Oh but they're "different", you say? Well, stop and think for a moment, perhaps terrorists and other extremists Muslims are "different" from me. They're the majority, you say? No, they're the more vocal! They make the news! When have you ever turned on CNN to listen to the story about the Muslim mom who went to work, came back, fed her kids and put them to sleep, then had some quality time with her husband? Which news channel airs that story?

So next time you meet a Muslim woman or a muslim man, smile. They're people, we're people and we deserve the same respect you would give anyone else. Make sure it isn't a friend, a coworker, a family member. Look closely! You never know who could have found their faith and really, just want to feel like a person! Give us the visibility we deserve!

Tuesday, June 19, 2012

Identifiable Muslim Identity

For the first two years of my journey towards Islam, I was very quiet about it. I did not know what to expect from family, friends, colleagues or from the world in general. Only in the last six months I have started to make decisions based on my Muslim Identity, which I assume even as I have not yet done my Shahada. Today, less than a month away from my official conversion to Islam, I find myself excited, nervous, anxious to finally become what I know in my heart I really am.

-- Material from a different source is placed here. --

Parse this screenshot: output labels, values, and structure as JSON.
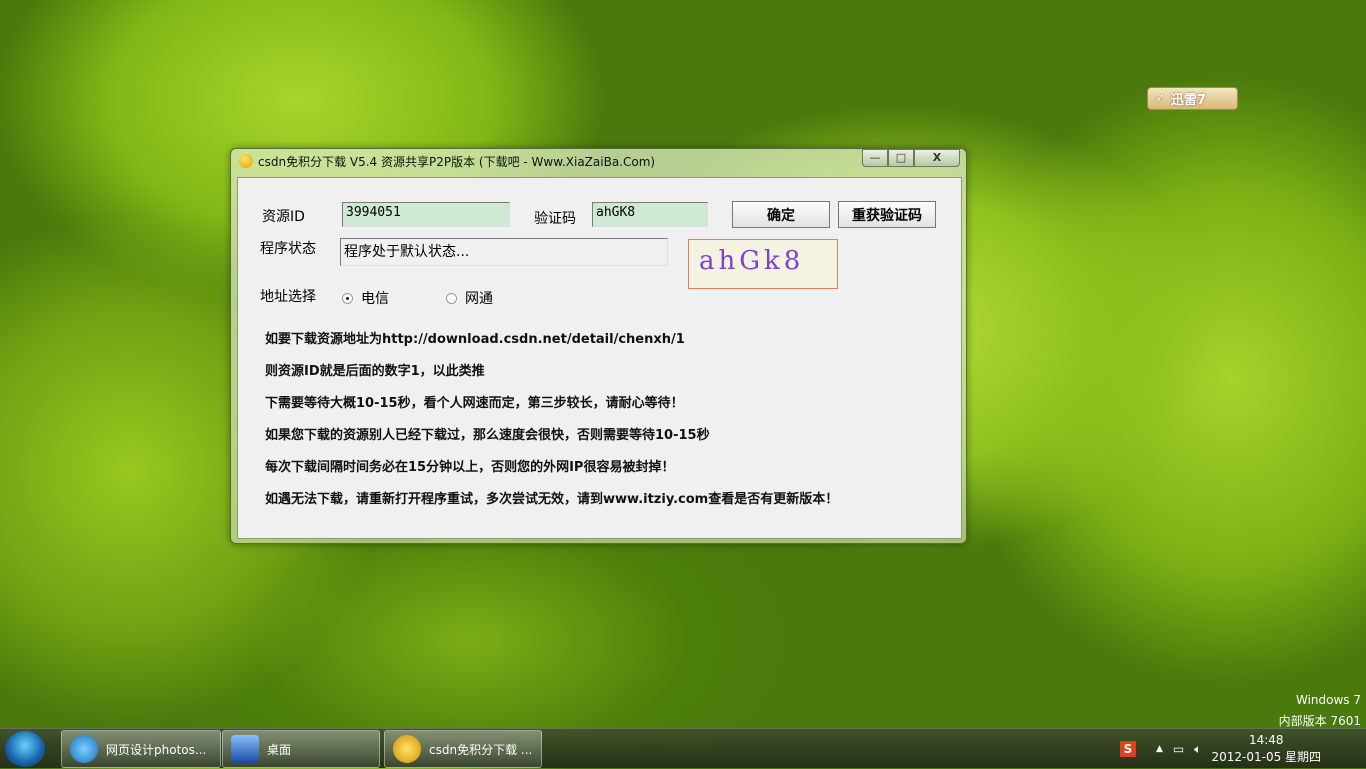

I have recently taken it upon myself to share with others this beautiful faith. First, through this blog: though I doubt many have seen it since I have scarcely talked about it. Secondly, through Facebook messages: disclaimer against Islamophobia at first, then more and more. Third, creating a meetup group for other Progressive Muslims. A new step is right ahead of me, for the past 4 years, I have taken part in a number of photoshoot with various beginner photographers, this weekend, I will be posing for my most revealing photoshoot: a full hijabi shoot! I say revealing, because becoming an identifiable Muslim, is an important step of my "coming out" as a Muslim. My family, my friends, my colleagues, they will all have to face a new me, a hijabi me, a woman with liberal views of the world who choses for  religious and identity reasons to cover herself and her hair.

This is to be the final step towards my conversion but only the first into the "real world" of Islam. I am looking forward to it but still have my fears of rejection, prejudice and hate. I am hoping that those around me who currently support me will continue to do so and I pray to God that He gives me the necessary strenght to continue in this journey!

Tuesday, December 20, 2011

Let me introduce myself...

I'm a 20-something Franco-Anglophone from Canada. From a small town originally, I now live in the capital. Everything about my life so far has been a world of contradiction: between an over-the-top christian mom and my atheist/agnostic gay dad, my love for culture, languages and diversity in a town where speaking English was considered "diverse" and my desire for equality in a biased world.

For most of my teenage years, I have found myself to be agnostic, not sure where I belonged. Recently, I have grown fond of Islam. I have found some peace in the teachings of Islam. A group called Muslims for Progressive Values has helped me find a place where I fit in in my belief in God and for my belief in gender/sexual diversity and equality for all. This blog is for me a way of sharing my journey within Islam and within the LGBT community.

Finding a balance between love, God and Diversity is a difficult journey that I will take seriously but with a smile, and I encourage you to take part in it!